Reading transistor datasheet - Reg

Thread Starter

Electronic_Maniac

Joined Oct 26, 2017
253
Hi all,

I have understood the theoretical portion of the transistor. Now, I am trying to select a part and figure the actual current calculations in my circuit.

I have 30mA of collector (load current). This is the transistor I am choosing for my design : https://www.onsemi.com/pub/Collateral/MMBTA05LT1-D.PDF

MMBTA06

So, Once I have figured out the collector current through my transistor, I need to calculate my required base current.
But while calculating the required base current, how will I choose the Hfe value? In the datasheet it is given as 100 (For Ic=100mA and Vce=1.0V)

But my actual Ic is just 30mA. How will I fix my gain now?

Please help.

Thanks.

P.S. It would be better if you give me some direction of steps/approach once I complete this gain calculation.
 

Thread Starter

Electronic_Maniac

Joined Oct 26, 2017
253
Morning EM,
Is the transistor being used in its active region or as a switch.?

E
Morning @ericgibbs .

Sorry one small question before that. What will be the difference in which data I have to look for in the transistor datasheet if I operate in active or switch? Can you tell me one circuit example which can help me understand in situation I have to operate under active or as a switch.

And regarding the graphs you have attached, that was my doubt exactly. In the Ic Vs Hfe, the Vce is fixed as 1.0V. How will I take this value based on some fixed Vce. My circuit will have different Vce right? So, how can I take this data from this graph which has some fixed Vce ?

And regarding the Ic Vs Vce graph, How will I choose the values from that because the gain is fixed at 10 right?

Can you please tell me the order of choosing the parameters and values.

Sorry for long paras and questions. Unable to understand.
 

AlbertHall

Joined Jun 4, 2014
10,231
You can't be too precise in any calculation using the gain figures as any figure given can only be 'typical', 'max', or 'min'. You won't know exactly what gain any particular transistor will have. You need to design around that.
 

LvW

Joined Jun 13, 2013
1,078
You can't be too precise in any calculation using the gain figures as any figure given can only be 'typical', 'max', or 'min'. You won't know exactly what gain any particular transistor will have.
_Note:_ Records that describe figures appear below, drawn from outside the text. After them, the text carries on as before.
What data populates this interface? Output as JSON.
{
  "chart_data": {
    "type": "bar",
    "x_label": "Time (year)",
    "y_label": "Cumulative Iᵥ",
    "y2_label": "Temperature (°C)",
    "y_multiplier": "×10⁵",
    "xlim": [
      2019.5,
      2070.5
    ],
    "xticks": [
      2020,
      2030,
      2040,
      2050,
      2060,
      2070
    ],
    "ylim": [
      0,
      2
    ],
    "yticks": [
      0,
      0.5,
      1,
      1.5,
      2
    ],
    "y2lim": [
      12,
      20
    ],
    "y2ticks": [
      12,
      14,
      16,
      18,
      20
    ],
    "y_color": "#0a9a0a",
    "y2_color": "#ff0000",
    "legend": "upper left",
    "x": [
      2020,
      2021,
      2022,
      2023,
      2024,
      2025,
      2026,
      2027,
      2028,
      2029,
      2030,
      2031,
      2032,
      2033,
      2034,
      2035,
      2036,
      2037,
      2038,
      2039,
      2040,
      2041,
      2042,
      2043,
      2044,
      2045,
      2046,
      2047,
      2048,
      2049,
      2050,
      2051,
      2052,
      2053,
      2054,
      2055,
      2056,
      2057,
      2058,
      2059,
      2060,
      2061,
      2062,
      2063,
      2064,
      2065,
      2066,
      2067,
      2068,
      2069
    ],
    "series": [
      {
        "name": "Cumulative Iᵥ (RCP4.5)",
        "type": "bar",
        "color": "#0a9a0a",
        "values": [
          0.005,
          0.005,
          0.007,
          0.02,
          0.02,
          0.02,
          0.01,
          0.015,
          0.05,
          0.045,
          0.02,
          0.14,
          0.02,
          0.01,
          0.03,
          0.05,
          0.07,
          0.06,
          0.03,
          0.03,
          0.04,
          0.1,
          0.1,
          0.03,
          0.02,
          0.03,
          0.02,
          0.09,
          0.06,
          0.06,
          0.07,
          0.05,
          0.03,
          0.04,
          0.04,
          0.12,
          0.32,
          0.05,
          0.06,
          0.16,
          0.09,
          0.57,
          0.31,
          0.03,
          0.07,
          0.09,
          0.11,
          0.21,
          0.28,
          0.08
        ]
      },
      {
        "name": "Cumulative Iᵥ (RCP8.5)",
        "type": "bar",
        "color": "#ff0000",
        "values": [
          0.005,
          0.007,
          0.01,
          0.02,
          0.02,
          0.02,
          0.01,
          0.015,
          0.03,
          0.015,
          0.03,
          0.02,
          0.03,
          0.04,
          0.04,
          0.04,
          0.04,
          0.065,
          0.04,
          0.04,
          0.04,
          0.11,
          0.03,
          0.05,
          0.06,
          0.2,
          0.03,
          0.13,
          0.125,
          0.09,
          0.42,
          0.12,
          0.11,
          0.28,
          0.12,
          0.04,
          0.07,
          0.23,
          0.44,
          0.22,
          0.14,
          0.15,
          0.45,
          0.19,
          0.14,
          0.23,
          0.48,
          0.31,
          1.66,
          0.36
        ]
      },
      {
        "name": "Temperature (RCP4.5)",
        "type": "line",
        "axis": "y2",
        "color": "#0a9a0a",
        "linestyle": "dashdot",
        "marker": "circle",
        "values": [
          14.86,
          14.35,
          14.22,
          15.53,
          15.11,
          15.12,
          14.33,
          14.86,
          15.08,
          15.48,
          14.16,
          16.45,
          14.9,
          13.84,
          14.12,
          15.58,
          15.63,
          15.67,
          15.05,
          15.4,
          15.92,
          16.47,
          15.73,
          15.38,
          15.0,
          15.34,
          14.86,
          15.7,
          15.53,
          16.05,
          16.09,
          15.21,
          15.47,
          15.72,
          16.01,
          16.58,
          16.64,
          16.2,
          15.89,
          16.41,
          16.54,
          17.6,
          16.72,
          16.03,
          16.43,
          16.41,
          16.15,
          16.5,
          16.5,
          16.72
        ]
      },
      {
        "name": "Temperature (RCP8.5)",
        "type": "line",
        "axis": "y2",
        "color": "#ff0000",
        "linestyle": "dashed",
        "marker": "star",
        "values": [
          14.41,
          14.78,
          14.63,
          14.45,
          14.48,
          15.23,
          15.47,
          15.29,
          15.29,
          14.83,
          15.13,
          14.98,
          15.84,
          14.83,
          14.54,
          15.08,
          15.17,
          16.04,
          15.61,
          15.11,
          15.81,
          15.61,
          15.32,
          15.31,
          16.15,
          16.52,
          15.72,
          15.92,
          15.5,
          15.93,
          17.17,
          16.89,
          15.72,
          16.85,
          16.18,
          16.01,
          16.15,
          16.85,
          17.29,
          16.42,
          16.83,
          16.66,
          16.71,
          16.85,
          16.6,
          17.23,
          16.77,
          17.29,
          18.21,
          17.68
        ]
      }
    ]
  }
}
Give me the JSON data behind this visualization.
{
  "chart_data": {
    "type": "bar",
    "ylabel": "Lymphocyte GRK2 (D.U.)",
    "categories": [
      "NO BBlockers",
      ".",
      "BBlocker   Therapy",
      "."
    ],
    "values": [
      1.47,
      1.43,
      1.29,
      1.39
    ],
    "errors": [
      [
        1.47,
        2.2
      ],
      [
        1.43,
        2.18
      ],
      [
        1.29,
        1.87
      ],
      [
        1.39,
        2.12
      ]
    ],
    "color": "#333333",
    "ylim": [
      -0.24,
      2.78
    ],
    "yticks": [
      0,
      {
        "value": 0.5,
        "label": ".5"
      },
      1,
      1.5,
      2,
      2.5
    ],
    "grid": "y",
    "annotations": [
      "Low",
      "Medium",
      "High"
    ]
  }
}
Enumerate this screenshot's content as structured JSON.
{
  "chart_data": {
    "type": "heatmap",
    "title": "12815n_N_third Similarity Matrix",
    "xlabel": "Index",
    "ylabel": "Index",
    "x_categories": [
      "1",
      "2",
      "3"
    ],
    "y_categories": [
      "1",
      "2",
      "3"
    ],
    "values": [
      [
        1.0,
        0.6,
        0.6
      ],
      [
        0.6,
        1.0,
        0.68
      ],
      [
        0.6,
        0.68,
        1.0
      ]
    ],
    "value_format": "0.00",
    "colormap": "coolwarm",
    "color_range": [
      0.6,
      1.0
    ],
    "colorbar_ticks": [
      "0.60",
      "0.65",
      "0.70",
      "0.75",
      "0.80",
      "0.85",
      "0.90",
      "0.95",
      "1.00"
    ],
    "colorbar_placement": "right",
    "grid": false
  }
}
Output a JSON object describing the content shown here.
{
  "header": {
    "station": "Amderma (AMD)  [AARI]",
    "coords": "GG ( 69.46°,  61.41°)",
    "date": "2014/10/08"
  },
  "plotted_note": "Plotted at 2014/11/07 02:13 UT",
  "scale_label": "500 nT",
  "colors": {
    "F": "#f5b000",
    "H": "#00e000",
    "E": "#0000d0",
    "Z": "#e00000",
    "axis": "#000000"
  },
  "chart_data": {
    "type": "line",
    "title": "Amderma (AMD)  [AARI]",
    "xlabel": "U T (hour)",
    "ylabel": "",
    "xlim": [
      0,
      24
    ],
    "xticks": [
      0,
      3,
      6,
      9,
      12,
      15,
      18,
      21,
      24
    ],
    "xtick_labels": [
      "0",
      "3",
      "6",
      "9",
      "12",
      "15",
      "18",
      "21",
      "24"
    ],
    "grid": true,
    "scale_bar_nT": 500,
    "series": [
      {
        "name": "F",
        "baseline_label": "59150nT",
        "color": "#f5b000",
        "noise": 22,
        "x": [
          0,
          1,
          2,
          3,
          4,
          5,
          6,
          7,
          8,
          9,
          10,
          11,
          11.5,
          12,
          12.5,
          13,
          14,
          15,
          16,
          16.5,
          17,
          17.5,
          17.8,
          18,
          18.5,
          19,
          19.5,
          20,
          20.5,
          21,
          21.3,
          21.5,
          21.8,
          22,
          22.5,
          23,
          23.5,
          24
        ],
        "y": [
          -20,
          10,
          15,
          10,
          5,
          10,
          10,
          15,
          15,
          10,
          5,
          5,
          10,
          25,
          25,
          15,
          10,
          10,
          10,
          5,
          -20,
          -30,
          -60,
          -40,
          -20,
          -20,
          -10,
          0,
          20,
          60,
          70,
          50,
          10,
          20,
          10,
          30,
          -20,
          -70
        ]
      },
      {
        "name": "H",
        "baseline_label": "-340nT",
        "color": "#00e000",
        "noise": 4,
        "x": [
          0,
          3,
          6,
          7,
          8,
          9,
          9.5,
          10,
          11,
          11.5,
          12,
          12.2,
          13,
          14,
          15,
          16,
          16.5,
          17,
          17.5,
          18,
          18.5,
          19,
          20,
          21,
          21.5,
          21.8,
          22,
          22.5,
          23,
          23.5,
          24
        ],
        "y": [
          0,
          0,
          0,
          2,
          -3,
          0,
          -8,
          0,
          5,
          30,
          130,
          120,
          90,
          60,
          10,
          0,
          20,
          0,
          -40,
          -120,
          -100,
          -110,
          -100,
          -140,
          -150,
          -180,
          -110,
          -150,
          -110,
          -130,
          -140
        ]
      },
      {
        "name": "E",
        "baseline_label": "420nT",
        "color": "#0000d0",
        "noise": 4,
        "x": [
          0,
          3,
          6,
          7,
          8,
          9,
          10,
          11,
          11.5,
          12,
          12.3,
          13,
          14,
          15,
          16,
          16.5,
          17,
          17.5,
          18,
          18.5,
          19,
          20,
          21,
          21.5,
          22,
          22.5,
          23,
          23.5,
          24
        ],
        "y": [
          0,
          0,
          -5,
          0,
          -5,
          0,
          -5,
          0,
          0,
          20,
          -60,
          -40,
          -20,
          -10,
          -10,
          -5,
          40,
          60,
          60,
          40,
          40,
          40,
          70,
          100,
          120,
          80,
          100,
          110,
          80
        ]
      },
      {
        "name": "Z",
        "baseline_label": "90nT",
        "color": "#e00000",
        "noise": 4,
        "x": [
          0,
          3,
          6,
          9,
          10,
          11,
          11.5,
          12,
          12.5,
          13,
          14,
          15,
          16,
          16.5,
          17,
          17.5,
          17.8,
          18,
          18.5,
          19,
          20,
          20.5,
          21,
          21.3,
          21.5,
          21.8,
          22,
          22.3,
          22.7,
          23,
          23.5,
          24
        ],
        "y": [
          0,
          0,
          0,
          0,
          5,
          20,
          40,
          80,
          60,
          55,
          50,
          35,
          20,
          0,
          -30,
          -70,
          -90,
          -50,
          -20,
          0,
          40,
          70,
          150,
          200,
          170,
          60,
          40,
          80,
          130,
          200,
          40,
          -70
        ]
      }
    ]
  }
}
You need to design around that.
Yes...I agree - and, more than that:
Normally, for linear amplification purposes, we add DC negative feedback to the transistor circuit (in most cases: Emitter resistor RE).
This method has tremendous benefits: It makes the whole circuit much less sensitive to the transistor parameters (current gain, Vce), which very often are known with great uncertainty only (tolerances of 200...300 %).